A. Each group hospital policy, group medical and surgical policy, or group major medical policy delivered or issued for delivery in the Commonwealth or renewed, reissued, or extended if already issued shall contain a provision for continuation of coverage under the group policy if the insurance on a person covered under such a policy ceases because of the termination of the person’s eligibility for coverage, prior to that person becoming eligible for Medicare or Medicaid benefits.

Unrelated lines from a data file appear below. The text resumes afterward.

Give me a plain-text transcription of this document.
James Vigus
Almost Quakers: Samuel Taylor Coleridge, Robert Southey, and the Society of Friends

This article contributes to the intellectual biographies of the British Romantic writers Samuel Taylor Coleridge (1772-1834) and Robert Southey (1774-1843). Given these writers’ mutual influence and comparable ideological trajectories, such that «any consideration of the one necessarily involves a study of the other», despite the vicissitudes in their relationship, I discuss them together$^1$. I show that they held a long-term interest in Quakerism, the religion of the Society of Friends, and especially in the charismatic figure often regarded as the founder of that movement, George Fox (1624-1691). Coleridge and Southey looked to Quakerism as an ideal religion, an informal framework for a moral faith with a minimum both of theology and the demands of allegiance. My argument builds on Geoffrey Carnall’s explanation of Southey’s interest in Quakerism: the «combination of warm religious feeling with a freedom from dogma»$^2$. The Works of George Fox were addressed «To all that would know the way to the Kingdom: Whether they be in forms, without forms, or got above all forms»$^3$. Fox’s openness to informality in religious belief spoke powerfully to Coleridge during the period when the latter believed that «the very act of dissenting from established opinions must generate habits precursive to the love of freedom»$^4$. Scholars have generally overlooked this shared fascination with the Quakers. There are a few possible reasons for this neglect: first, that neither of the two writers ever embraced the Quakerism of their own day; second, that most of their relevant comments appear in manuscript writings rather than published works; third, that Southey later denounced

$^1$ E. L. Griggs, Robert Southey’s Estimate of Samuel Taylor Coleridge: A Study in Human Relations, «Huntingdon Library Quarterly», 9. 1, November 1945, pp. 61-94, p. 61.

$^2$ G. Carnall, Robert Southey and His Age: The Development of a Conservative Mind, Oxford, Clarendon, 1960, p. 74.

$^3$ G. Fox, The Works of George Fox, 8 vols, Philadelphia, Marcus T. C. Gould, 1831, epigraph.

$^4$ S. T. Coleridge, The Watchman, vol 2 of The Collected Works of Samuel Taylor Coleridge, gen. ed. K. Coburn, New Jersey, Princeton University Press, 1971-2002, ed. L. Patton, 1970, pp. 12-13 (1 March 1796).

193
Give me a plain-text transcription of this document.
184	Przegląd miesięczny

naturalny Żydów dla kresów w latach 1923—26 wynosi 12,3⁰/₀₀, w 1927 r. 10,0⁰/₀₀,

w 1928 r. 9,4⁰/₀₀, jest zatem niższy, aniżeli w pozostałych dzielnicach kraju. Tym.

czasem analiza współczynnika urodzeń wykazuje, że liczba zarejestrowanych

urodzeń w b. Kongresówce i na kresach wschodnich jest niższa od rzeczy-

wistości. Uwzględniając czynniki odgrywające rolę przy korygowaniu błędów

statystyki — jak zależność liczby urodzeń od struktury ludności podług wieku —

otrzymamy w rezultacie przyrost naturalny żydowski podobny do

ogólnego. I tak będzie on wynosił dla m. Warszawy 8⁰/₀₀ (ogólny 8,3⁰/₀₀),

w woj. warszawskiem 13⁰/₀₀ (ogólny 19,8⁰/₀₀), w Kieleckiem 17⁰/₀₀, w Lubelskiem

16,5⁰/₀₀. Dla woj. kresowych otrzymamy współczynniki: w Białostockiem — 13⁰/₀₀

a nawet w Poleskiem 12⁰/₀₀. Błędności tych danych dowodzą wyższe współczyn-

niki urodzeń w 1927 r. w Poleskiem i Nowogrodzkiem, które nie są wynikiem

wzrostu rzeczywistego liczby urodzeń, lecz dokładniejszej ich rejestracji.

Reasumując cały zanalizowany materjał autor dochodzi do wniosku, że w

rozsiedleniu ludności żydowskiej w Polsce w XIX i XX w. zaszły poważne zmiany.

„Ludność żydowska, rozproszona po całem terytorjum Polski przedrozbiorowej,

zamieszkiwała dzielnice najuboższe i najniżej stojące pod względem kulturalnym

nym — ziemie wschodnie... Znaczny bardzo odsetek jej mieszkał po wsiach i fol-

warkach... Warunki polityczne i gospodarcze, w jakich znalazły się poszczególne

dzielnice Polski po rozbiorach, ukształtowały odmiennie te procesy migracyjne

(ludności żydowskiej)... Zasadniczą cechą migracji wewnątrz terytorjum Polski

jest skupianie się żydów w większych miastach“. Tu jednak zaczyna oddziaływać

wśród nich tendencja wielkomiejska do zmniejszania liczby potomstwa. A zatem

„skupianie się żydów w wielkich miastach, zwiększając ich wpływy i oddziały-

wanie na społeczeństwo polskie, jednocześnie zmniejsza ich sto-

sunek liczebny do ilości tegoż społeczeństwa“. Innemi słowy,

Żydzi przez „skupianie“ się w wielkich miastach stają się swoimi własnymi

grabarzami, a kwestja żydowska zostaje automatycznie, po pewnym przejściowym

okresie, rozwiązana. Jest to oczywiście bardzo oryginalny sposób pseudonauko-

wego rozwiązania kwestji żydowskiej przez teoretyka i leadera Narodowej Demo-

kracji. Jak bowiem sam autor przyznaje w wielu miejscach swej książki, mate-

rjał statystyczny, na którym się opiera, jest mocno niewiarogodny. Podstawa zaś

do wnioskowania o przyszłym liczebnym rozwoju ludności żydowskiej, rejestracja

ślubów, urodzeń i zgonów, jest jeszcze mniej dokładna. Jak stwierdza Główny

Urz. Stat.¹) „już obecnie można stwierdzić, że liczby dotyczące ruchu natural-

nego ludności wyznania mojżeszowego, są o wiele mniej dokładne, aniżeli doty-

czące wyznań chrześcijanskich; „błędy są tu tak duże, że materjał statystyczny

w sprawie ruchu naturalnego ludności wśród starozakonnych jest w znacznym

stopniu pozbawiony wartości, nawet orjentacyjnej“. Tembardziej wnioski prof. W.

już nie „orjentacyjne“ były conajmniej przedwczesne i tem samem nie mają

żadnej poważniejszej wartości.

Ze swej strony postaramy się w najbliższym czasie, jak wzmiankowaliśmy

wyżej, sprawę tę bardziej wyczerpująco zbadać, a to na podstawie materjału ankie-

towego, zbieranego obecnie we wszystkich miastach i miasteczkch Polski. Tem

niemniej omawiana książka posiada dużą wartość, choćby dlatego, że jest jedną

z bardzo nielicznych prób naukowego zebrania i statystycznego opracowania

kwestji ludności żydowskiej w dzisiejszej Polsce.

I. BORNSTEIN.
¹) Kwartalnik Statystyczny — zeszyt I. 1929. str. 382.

This provision shall not be applicable if the group policyholder is required by federal law to provide for continuation of coverage under its group health plan pursuant to the Consolidated Omnibus Budget Reconciliation Act of 1985 (COBRA).
B. The insured’s present coverage shall continue under the policy for a period of 12 months immediately following the date of the termination of the person’s eligibility, without evidence of insurability, subject to the following requirements:
1. The application and payment for the extended coverage is made to the group policyholder within 31 days after issuance of the written notice required in subsection C, but in no event beyond the 60-day period following the date of the termination of the person’s eligibility;
2. Each premium for such extended coverage is timely paid to the group policyholder on a monthly basis during the 12-month period;
3. The premium for continuing the group coverage shall be at the insurer’s current rate applicable to the group policy plus any applicable administrative fee not to exceed two percent of the current rate; and
4. Continuation shall only be available to an employee or member who has been continuously insured under the group policy during the entire three-month period immediately preceding termination of eligibility.
C. The group policyholder shall provide each employee or other person covered under such a policy written notice of the availability of continuation of coverage and the procedures and timeframes for obtaining continuation of the group policy. Such notice shall be provided within 14 days of the policyholder’s knowledge of the employee’s or other covered person’s loss of eligibility under the policy.
1979, c. 97, § 38.1-348.11; 1982, c. 625; 1984, c. 300; 1986, c. 562; 1988, c. 551; 2010, c. 503; 2014, c. 814.